--lock-file doesn't wait for the lock, is this intentional?

containers / bubblewrap

Low-level unprivileged sandboxing tool used by Flatpak and similar projects

Other

3.97k stars 237 forks source link

--lock-file doesn't wait for the lock, is this intentional? #226

Open smcv opened 7 years ago

smcv commented 7 years ago

I intermittently see test-run.sh fail with:

Unable to lock file /var/tmp/tap-test.nlbsH3/lock: Resource temporarily unavailable

I believe this is a race condition between the lockf-n.py and bwrap children of test-run.sh. If the backgrounded shell process $childshellpid is unlucky, its bwrap child will try to take the lock while one of the lockf-n.py processes is holding it. bwrap doesn't wait for the lock (F_SETLKW), just does a fire-and-forget attempt to take it (F_SETLK), so this fails.

For the test, this can be fixed by running bwrap in a retry loop. However, the more I think about this, the more I wonder: is this really intentional?
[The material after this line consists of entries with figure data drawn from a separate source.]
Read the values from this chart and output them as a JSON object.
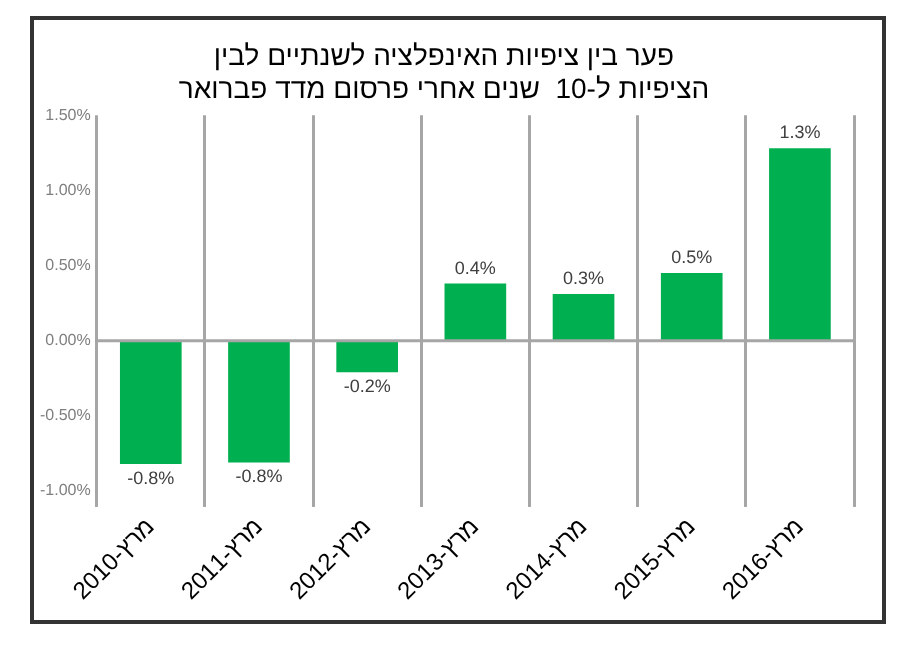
{
  "chart_data": {
    "type": "bar",
    "title": [
      "פער בין ציפיות האינפלציה לשנתיים לבין",
      "הציפיות ל-10  שנים אחרי פרסום מדד פברואר"
    ],
    "categories": [
      "2010-מרץ",
      "2011-מרץ",
      "2012-מרץ",
      "2013-מרץ",
      "2014-מרץ",
      "2015-מרץ",
      "2016-מרץ"
    ],
    "values": [
      -0.82,
      -0.81,
      -0.21,
      0.38,
      0.31,
      0.45,
      1.28
    ],
    "ref_lines": [
      {
        "axis": "y",
        "value": 0,
        "color": "#a6a6a6"
      }
    ],
    "value_labels": [
      "-0.8%",
      "-0.8%",
      "-0.2%",
      "0.4%",
      "0.3%",
      "0.5%",
      "1.3%"
    ],
    "color": "#00b050",
    "ylim": [
      -1,
      1.5
    ],
    "yticks": [
      {
        "value": -1,
        "label": "-1.00%"
      },
      {
        "value": -0.5,
        "label": "-0.50%"
      },
      {
        "value": 0,
        "label": "0.00%"
      },
      {
        "value": 0.5,
        "label": "0.50%"
      },
      {
        "value": 1,
        "label": "1.00%"
      },
      {
        "value": 1.5,
        "label": "1.50%"
      }
    ],
    "grid": "x",
    "legend": false
  }
}
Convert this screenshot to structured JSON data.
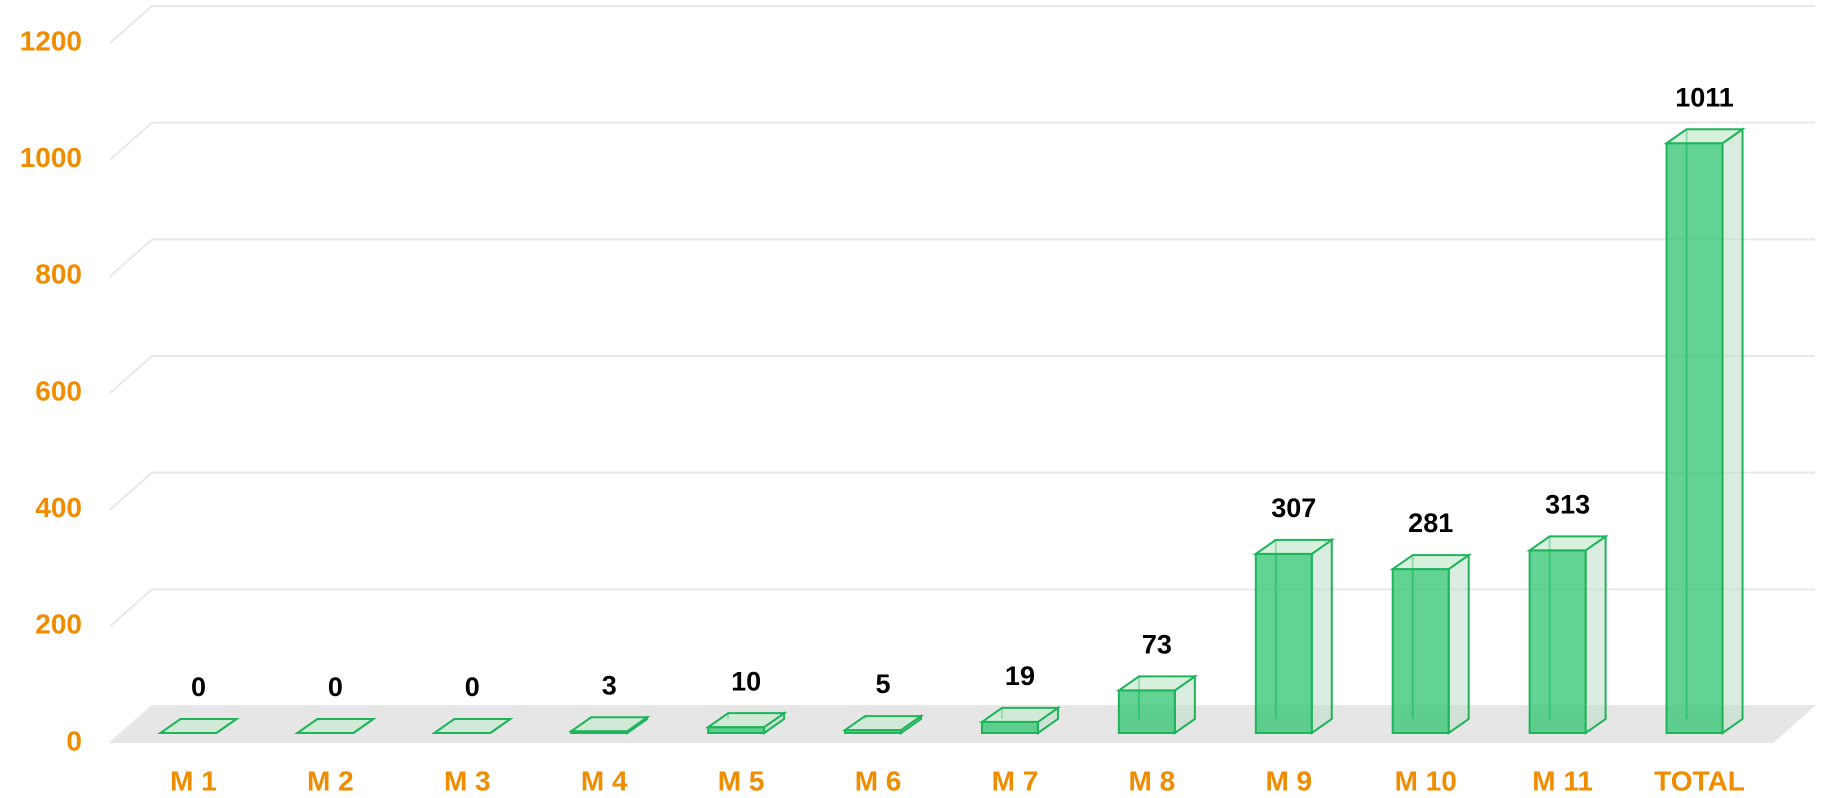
{
  "chart_data": {
    "type": "bar3d",
    "categories": [
      "M 1",
      "M 2",
      "M 3",
      "M 4",
      "M 5",
      "M 6",
      "M 7",
      "M 8",
      "M 9",
      "M 10",
      "M 11",
      "TOTAL"
    ],
    "values": [
      0,
      0,
      0,
      3,
      10,
      5,
      19,
      73,
      307,
      281,
      313,
      1011
    ],
    "color": "#3cc878",
    "ylim": [
      0,
      1200
    ],
    "yticks": [
      0,
      200,
      400,
      600,
      800,
      1000,
      1200
    ],
    "grid": true
  }
}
Should bwrap be using F_SETLKW for its --lock-file?

cgwalters commented 7 years ago

That does indeed seem like a bug; I'm not sure anything other than flatpak is using the lock file bits right now, and while I haven't looked, I suspect it may not matter since flatpak uses eventfds to synchronize with bwrap, so it won't race in this way. (But again I haven't looked closely)

/cc @alexlarsson for any comments.

cgwalters commented 7 years ago

One note here is I think we should really be using the modern locks; we have a cargo culted version from systemd in https://github.com/GNOME/libglnx/blob/master/glnx-lockfile.c

smcv commented 7 years ago

I think the way Flatpak uses this is that every user of a runtime or app takes a read lock, and Flatpak itself takes a write lock when it wants to delete the runtime or app? ... so the current behaviour might be more correct for Flatpak?

we should really be using the modern locks

If they're orthogonal to the currently-used locks, then that would be an ABI break. If a lock is part of your ABI, then the flavour of lock you take is sadly also part of your ABI. At least that's my understanding. (A new --ofd-lock-file option would be fine though)

smcv commented 7 years ago

I think I'm going to apply #227 in Debian experimental, since having the tests pass reliably is a really nice property to have (even if we're not 100% convinced they're testing the right things).

toralf commented 4 years ago

This is still an issue at a hardened Gentoo Linux:

$ sudo /opt/tb/bin/bwrap.sh /home/tinderbox/img1/17.1-libressl-20200409-111848
-rw-r--r-- 1 tinderbox tinderbox 0 May  9 21:04 /home/tinderbox/img1/17.1-libressl-20200409-111848/var/tmp/tb/LOCK
bwrap: Unable to open lock file /home/tinderbox/img1/17.1-libressl-20200409-111848/var/tmp/tb/LOCK: No such file or directory

FWIW here's the used code (origin is in https://github.com/toralf/tinderbox/blob/master/bin/bwrap.sh)

sandbox=(env -i
    PATH=/usr/sbin:/usr/bin:/sbin:/bin
    HOME=/root
    SHELL=/bin/bash
    TERM=linux
    /usr/bin/bwrap
    --bind "$mnt"                       /
    --bind /home/tinderbox/tb/data      /mnt/tb/data
    --bind /home/tinderbox/distfiles    /var/cache/distfiles
    --ro-bind /home/tinderbox/tb/sdata  /mnt/tb/sdata
    --ro-bind /var/db/repos             /mnt/repos
    --tmpfs                             /var/tmp/portage
    --tmpfs /dev/shm
    --dev /dev
    --proc /proc
    --mqueue /dev/mqueue
    --unshare-ipc
    --unshare-pid
    --unshare-uts
    --hostname "BWRAP-$(echo "${mnt##*/}" | sed -e 's,[+\.],_,g' | cut -c-57)"
    --chdir /
    --die-with-parent
    --lock-file $lock
     /bin/bash -l
)